(CBS News) President Obama's recent statement of his strategy for waging the war on terror has left our contributor Ben Stein with decidedly mixed feelings:
As I watched President Obamarecently, I approved. His presentation was powerful, his persona impressive.
"Our systematic effort to dismantle terrorist organizations must continue, but this war, like all wars, must end."
But I am puzzled by the overall theme of his speech, which I take to be that it is time to stop, or greatly wind down, the War on Terror.
Of course, some of this was obvious. The war in Iraq -- a colossal mistake to start with -- is over for the U.S. The war in Afghanistan -- poorly conducted from Day One -- is winding down rapidly.
In neither case can we say we are ending with a clear-cut (or even a rough-cut) victory.

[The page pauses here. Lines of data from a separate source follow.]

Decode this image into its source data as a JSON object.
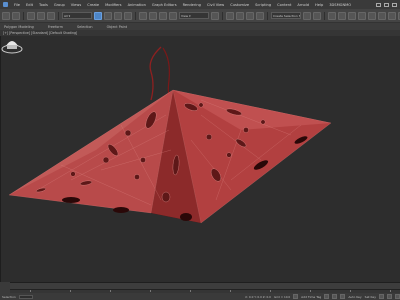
{
  "menu": {
    "items": [
      "File",
      "Edit",
      "Tools",
      "Group",
      "Views",
      "Create",
      "Modifiers",
      "Animation",
      "Graph Editors",
      "Rendering",
      "Civil View",
      "Customize",
      "Scripting",
      "Content",
      "Arnold",
      "Help",
      "3DSMGNMO"
    ]
  },
  "toolbar": {
    "selection_set": "Create Selection Se..."
  },
  "ribbon": {
    "tabs": [
      "Polygon Modeling",
      "Freeform",
      "Selection",
      "Object Paint"
    ]
  },
  "viewport": {
    "label": "[+] [Perspective] [Standard] [Default Shading]",
    "object_color": "#b84a4a",
    "object_dark": "#5a1414",
    "background": "#2d2d2d"
  },
  "status": {
    "mode": "Selection",
    "coords": "X: 0.0  Y: 0.0  Z: 0.0",
    "grid": "Grid = 10.0",
    "auto_key": "Auto Key",
    "set_key": "Set Key",
    "add_time_tag": "Add Time Tag"
  }
}
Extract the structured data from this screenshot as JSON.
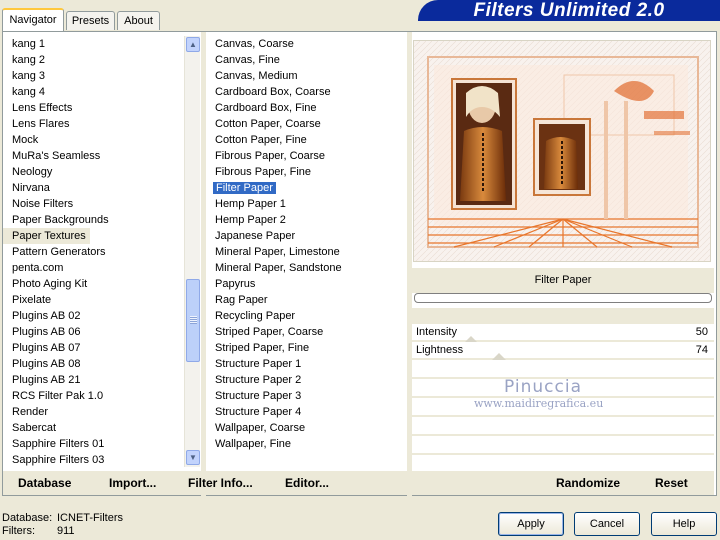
{
  "tabs": [
    {
      "label": "Navigator",
      "active": true
    },
    {
      "label": "Presets",
      "active": false
    },
    {
      "label": "About",
      "active": false
    }
  ],
  "banner": {
    "title": "Filters Unlimited 2.0"
  },
  "categories": [
    "kang 1",
    "kang 2",
    "kang 3",
    "kang 4",
    "Lens Effects",
    "Lens Flares",
    "Mock",
    "MuRa's Seamless",
    "Neology",
    "Nirvana",
    "Noise Filters",
    "Paper Backgrounds",
    "Paper Textures",
    "Pattern Generators",
    "penta.com",
    "Photo Aging Kit",
    "Pixelate",
    "Plugins AB 02",
    "Plugins AB 06",
    "Plugins AB 07",
    "Plugins AB 08",
    "Plugins AB 21",
    "RCS Filter Pak 1.0",
    "Render",
    "Sabercat",
    "Sapphire Filters 01",
    "Sapphire Filters 03"
  ],
  "selected_category": "Paper Textures",
  "filters": [
    "Canvas, Coarse",
    "Canvas, Fine",
    "Canvas, Medium",
    "Cardboard Box, Coarse",
    "Cardboard Box, Fine",
    "Cotton Paper, Coarse",
    "Cotton Paper, Fine",
    "Fibrous Paper, Coarse",
    "Fibrous Paper, Fine",
    "Filter Paper",
    "Hemp Paper 1",
    "Hemp Paper 2",
    "Japanese Paper",
    "Mineral Paper, Limestone",
    "Mineral Paper, Sandstone",
    "Papyrus",
    "Rag Paper",
    "Recycling Paper",
    "Striped Paper, Coarse",
    "Striped Paper, Fine",
    "Structure Paper 1",
    "Structure Paper 2",
    "Structure Paper 3",
    "Structure Paper 4",
    "Wallpaper, Coarse",
    "Wallpaper, Fine"
  ],
  "selected_filter": "Filter Paper",
  "preview": {
    "filter_name": "Filter Paper"
  },
  "params": [
    {
      "label": "Intensity",
      "value": "50"
    },
    {
      "label": "Lightness",
      "value": "74"
    }
  ],
  "watermark": {
    "name": "Pinuccia",
    "url": "www.maidiregrafica.eu"
  },
  "left_actions": {
    "database": "Database",
    "import": "Import...",
    "filter_info": "Filter Info...",
    "editor": "Editor..."
  },
  "right_actions": {
    "randomize": "Randomize",
    "reset": "Reset"
  },
  "status": {
    "database_label": "Database:",
    "database_value": "ICNET-Filters",
    "filters_label": "Filters:",
    "filters_value": "911"
  },
  "buttons": {
    "apply": "Apply",
    "cancel": "Cancel",
    "help": "Help"
  },
  "colors": {
    "selection": "#316ac5",
    "banner": "#0a2a9c",
    "preview_accent": "#e0701c"
  }
}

But how can we declare peace in the War on Terror, when the terrorists are still making war on us?
There is no sign at all of any interest by the terrorists in stopping their attacks on us or our allies. There is no hint that al Qaeda is even remotely finished as an enemy.
Very much to the contrary. Although al Qaeda wasn't necessarily involved, we saw vicious terrorism at the Boston Marathon, and a staggeringly cruel act of terror in London virtually hours before Mr. Obama spoke.
Terrorists are bloodcurdlingly powerful in Africa, both in the Sahara region and in Sub-Saharan Africa.
How can we possibly declare peace in a war in which the other side is waging war aggressively against freedom and dignity all over the world?
The idea that we can unilaterally declare peace against an enemy on the attack is delusional, at best.
Long ago, before the U.S. had entered WWII, an American asked Winston Churchill why the British were fighting so desperately against the Nazis. "If we stop, you'll find out," said Churchill.
I hope Mr. Obama will ponder these words.
Peace, while the other side is still attacking, is not peace. It is surrender.